COMPASS

Plug-in descriptions for the COMPASS suite.

Plug-in descriptions

COMPASS is a collection of flexible VST/LV2 audio plug-ins for spatial audio production, manipulation, and reproduction, developed by Dr. Archontis Politis, Dr. Leo McCormack and Dr. Sakari Tervo at the Acoustics Lab, Aalto University.

COMPASS is a framework for parametric spatial audio processing of sound scenes captured in the Ambisonics format. Parametric methods, such as Directional Audio Coding (DirAC) and HARPEX, have gained notoriety recently for being able to achieve sharpness or envelopment beyond first or lower-order traditional Ambisonics playback, using the same lower-order Ambisonics signals. Contrary to the time-invariant linear processing of Ambisonics, which does not consider the sound components that comprise the sound scene, parametric methods assume a sound-field model for the sound scene and track the model parameters in the Ambisonics recording, in both time and frequency. The parameters are then used to render or upmix the sound scene flexibly to any playback system, without the constraints of lower-order Ambisonics. Furthermore, the spatial parameters allow flexible manipulation of the sound scene content in ways that are not possible with traditional Ambisonics processing.

The COMPASS framework has been developed by Dr. Archontis Politis with contributions from Dr. Sakari Tervo and Dr. Leo McCormack, and published in [1]. The method is quite general in its model and estimates multiple direct sound components in every time-frequency block, and an ambient component capturing reverberation and other diffuse sounds. Here is a table of the COMPASS model compared to other published parametric techniques (note that M refers to the number of channels):


In COMPASS, the ambient component is also spatial and can have directionality, contrary to previous models that force it to be isotropic. The VST/LV2 plugins apply this framework to different spatial audio production tasks. Note that the plugins are still a work in progress and we expect to keep improving them in the future, however, we believe that they can already prove useful to users and creators.

Decoder


The COMPASS decoder is a parametric decoder for first, second, and third-order Ambisonics to arbitrary loudspeaker setups. The plugin offers the following functionality:

  • User-specified loudspeaker angles for up to 64 channels, or alternatively, presets for popular 2D and 3D set-ups.
  • Headphone binaural monitoring of the loudspeaker outputs, with support for user-provided personalised binaural filters (HRTFs) in the SOFA format.
  • Balance control between the extracted direct sound components and the ambient component, in frequency bands.
  • Mixing control between fully parametric decoding and linear Ambisonic decoding, in frequency bands.

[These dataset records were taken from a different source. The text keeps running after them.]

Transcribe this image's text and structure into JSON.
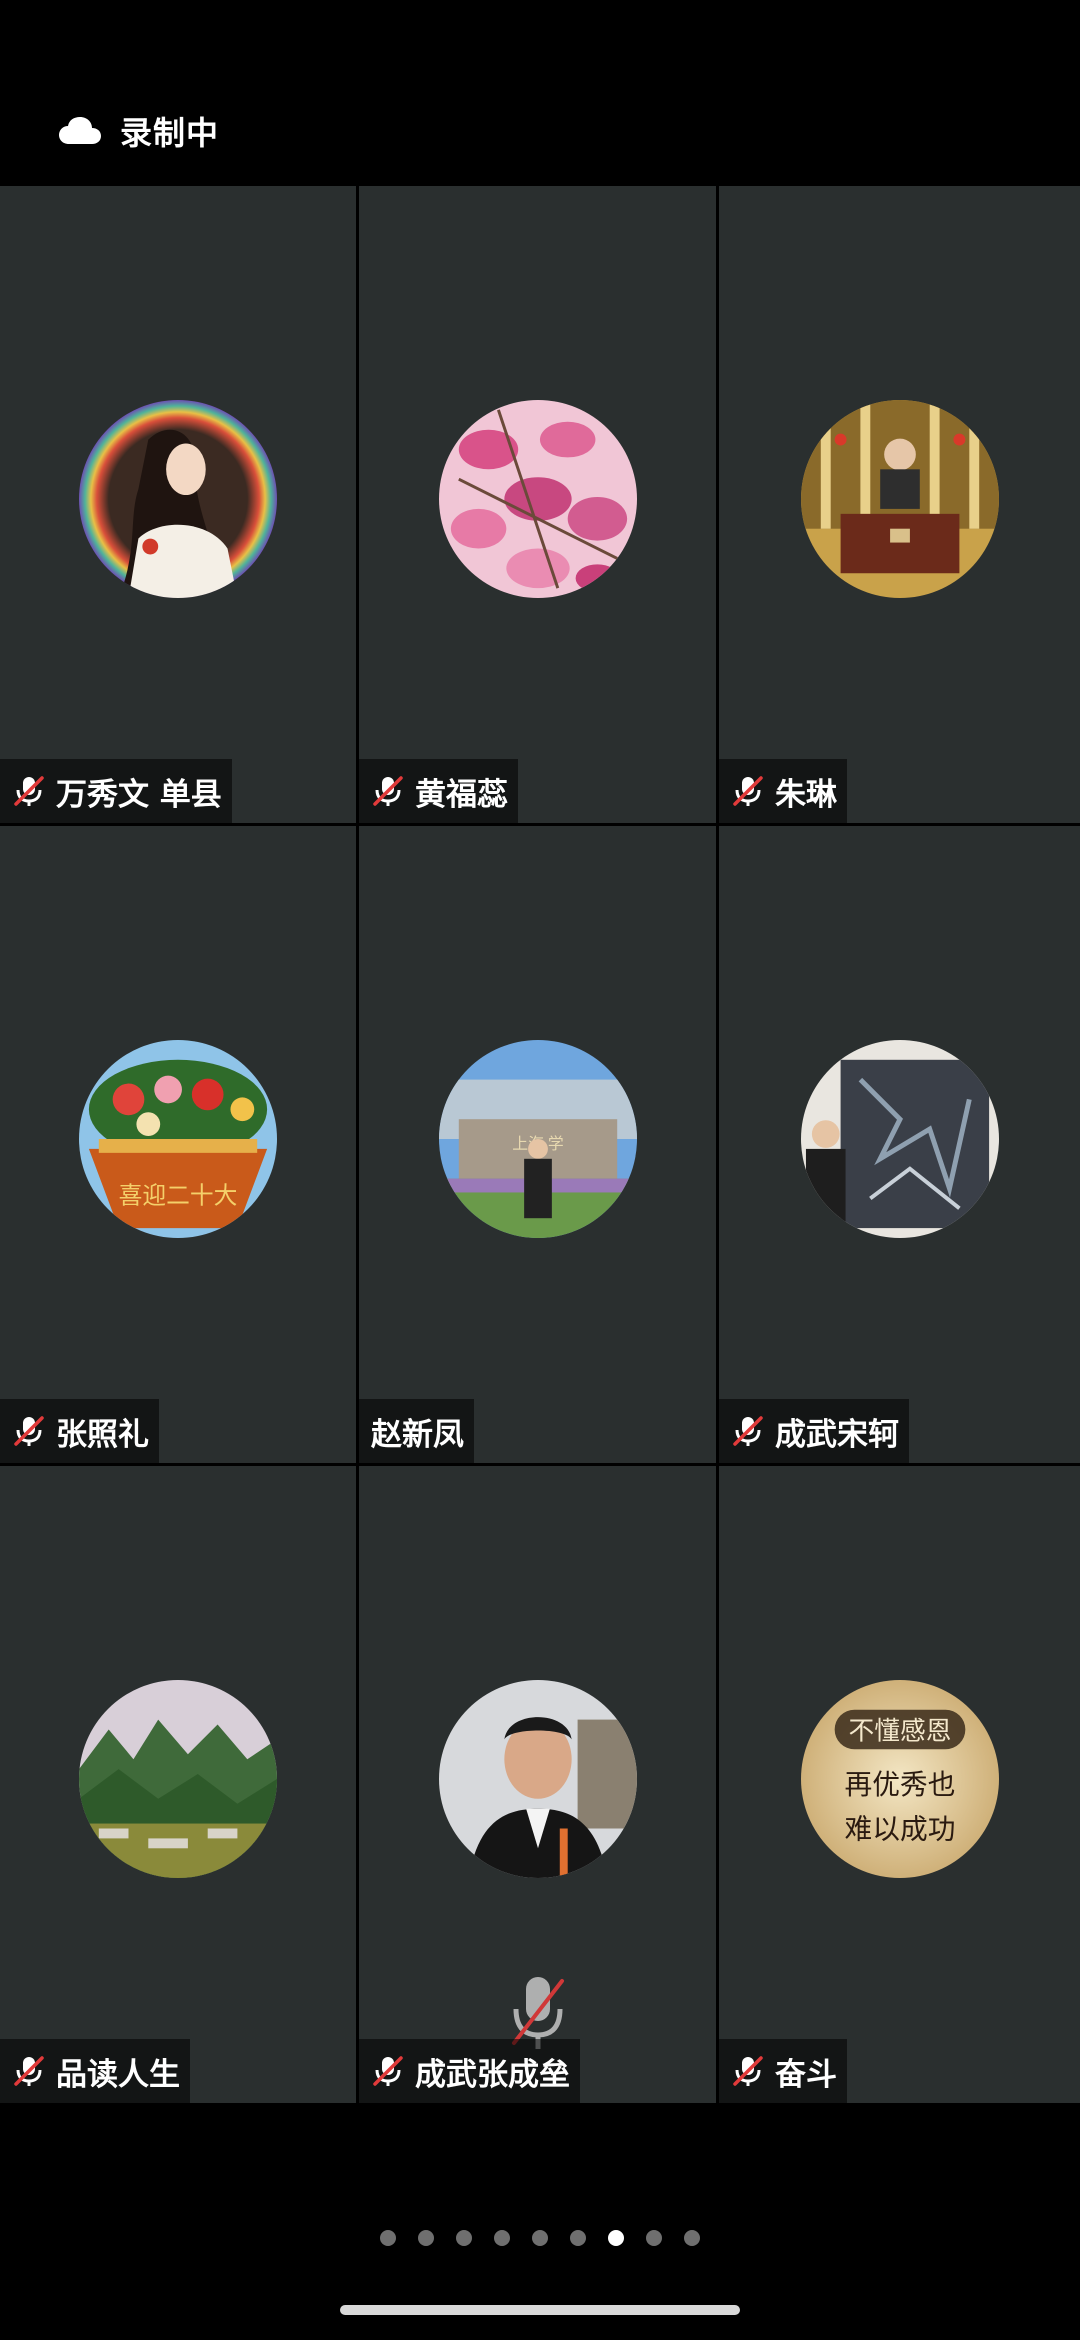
{
  "status": {
    "recording_label": "录制中",
    "cloud_icon": "cloud-icon"
  },
  "participants": [
    {
      "name": "万秀文 单县",
      "muted": true
    },
    {
      "name": "黄福蕊",
      "muted": true
    },
    {
      "name": "朱琳",
      "muted": true
    },
    {
      "name": "张照礼",
      "muted": true
    },
    {
      "name": "赵新凤",
      "muted": false
    },
    {
      "name": "成武宋轲",
      "muted": true
    },
    {
      "name": "品读人生",
      "muted": true
    },
    {
      "name": "成武张成垒",
      "muted": true
    },
    {
      "name": "奋斗",
      "muted": true
    }
  ],
  "avatar_text": {
    "basket_caption": "喜迎二十大",
    "school_sign": "上海 学",
    "calligraphy_line1": "不懂感恩",
    "calligraphy_line2": "再优秀也",
    "calligraphy_line3": "难以成功"
  },
  "pagination": {
    "total_pages": 9,
    "current_page": 7
  },
  "colors": {
    "tile_bg": "#2a2f2f",
    "mute_slash": "#e23a3a",
    "dot_inactive": "#6f6f6f",
    "dot_active": "#ffffff"
  }
}
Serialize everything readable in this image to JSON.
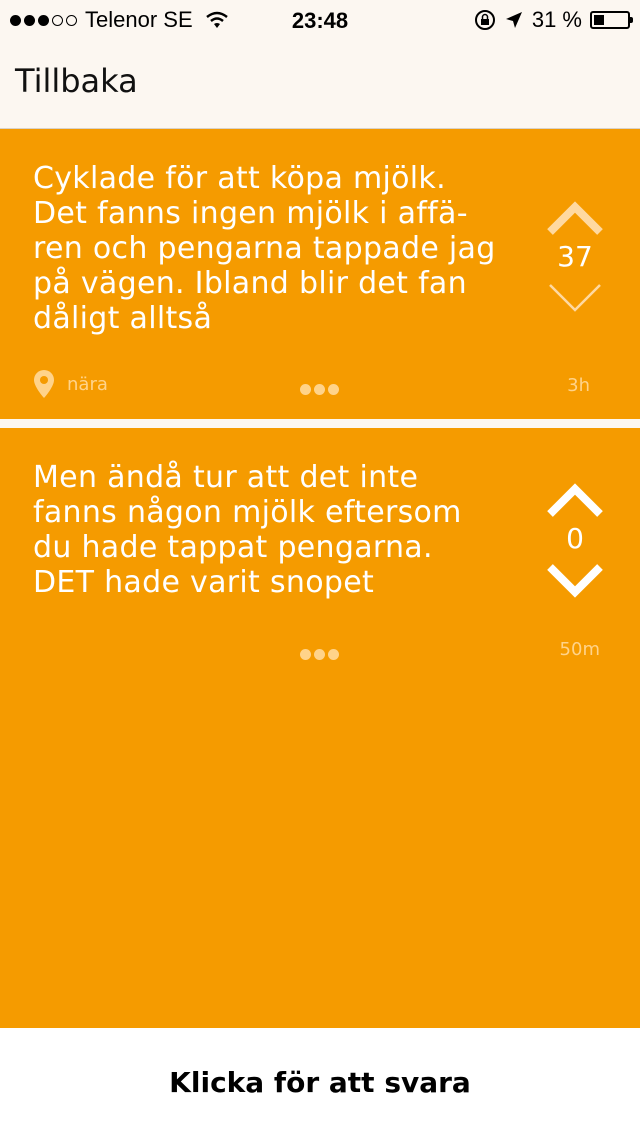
{
  "status_bar": {
    "carrier": "Telenor SE",
    "time": "23:48",
    "battery": "31 %",
    "battery_level": 0.31
  },
  "nav": {
    "back_label": "Tillbaka"
  },
  "post": {
    "text": "Cyklade för att köpa mjölk.\nDet fanns ingen mjölk i affä-\nren och pengarna tappade jag\npå vägen. Ibland blir det fan\ndåligt alltså",
    "votes": "37",
    "location": "nära",
    "age": "3h"
  },
  "replies": [
    {
      "text": "Men ändå tur att det inte\nfanns någon mjölk eftersom\ndu hade tappat pengarna.\nDET hade varit snopet",
      "votes": "0",
      "age": "50m"
    }
  ],
  "footer": {
    "reply_label": "Klicka för att svara"
  },
  "colors": {
    "post_bg": "#f59b00",
    "bar_bg": "#fcf7f1",
    "meta": "#ffd38a"
  }
}
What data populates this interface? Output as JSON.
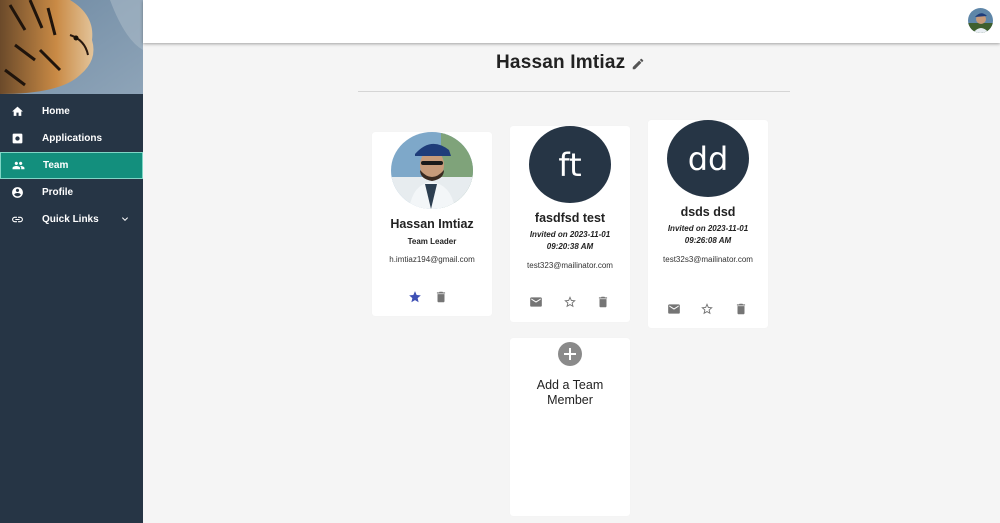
{
  "sidebar": {
    "items": [
      {
        "label": "Home",
        "icon": "home-icon"
      },
      {
        "label": "Applications",
        "icon": "applications-icon"
      },
      {
        "label": "Team",
        "icon": "team-icon",
        "active": true
      },
      {
        "label": "Profile",
        "icon": "profile-icon"
      },
      {
        "label": "Quick Links",
        "icon": "link-icon",
        "expandable": true
      }
    ]
  },
  "page": {
    "title": "Hassan Imtiaz"
  },
  "members": [
    {
      "name": "Hassan Imtiaz",
      "role": "Team Leader",
      "email": "h.imtiaz194@gmail.com",
      "avatar": "photo",
      "starred": true
    },
    {
      "name": "fasdfsd test",
      "initials": "ft",
      "invited_line1": "Invited on 2023-11-01",
      "invited_line2": "09:20:38 AM",
      "email": "test323@mailinator.com"
    },
    {
      "name": "dsds dsd",
      "initials": "dd",
      "invited_line1": "Invited on 2023-11-01",
      "invited_line2": "09:26:08 AM",
      "email": "test32s3@mailinator.com"
    }
  ],
  "add_member": {
    "label": "Add a Team Member"
  },
  "colors": {
    "sidebar_bg": "#263545",
    "active_item": "#138f7d",
    "avatar_bg": "#263545",
    "star_active": "#3f51b5",
    "icon_gray": "#757575"
  }
}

The “Diffuse-to-Direct” control allows the user to give more prominence to the direct sound components (an effect similar to subtle dereverberation), or to the ambient component (an effect similar to emphasising reverberation in the recording). When set in the middle, the two are balanced. Note that the parametric processing can be quite aggressive, and if one pushes it to fully direct rendering in a complex multi-source sound scene with FOA signals only, artefacts can easily appear. However, with more balanced settings, such artefacts should become imperceptible.

The “Linear-to-Parametric” control allows the user to mix the output between standard linear Ambisonic decoding and the COMPASS parametric decoding. This control can be used in cases where parametric processing sounds too aggressive, or if the user prefers some degree of increased localisation blur, offered by linear Ambisonic decoding.

The plugin is considered by the authors a production tool and, due to its time-frequency processing, requires audio buffer sizes of at least 1024 samples. Hence we do not consider it as a low-latency plugin and therefore it is not suitable for interactive input. For cases such as interactive binaural rendering for VR with head-tracking, see the COMPASS|Binaural variant.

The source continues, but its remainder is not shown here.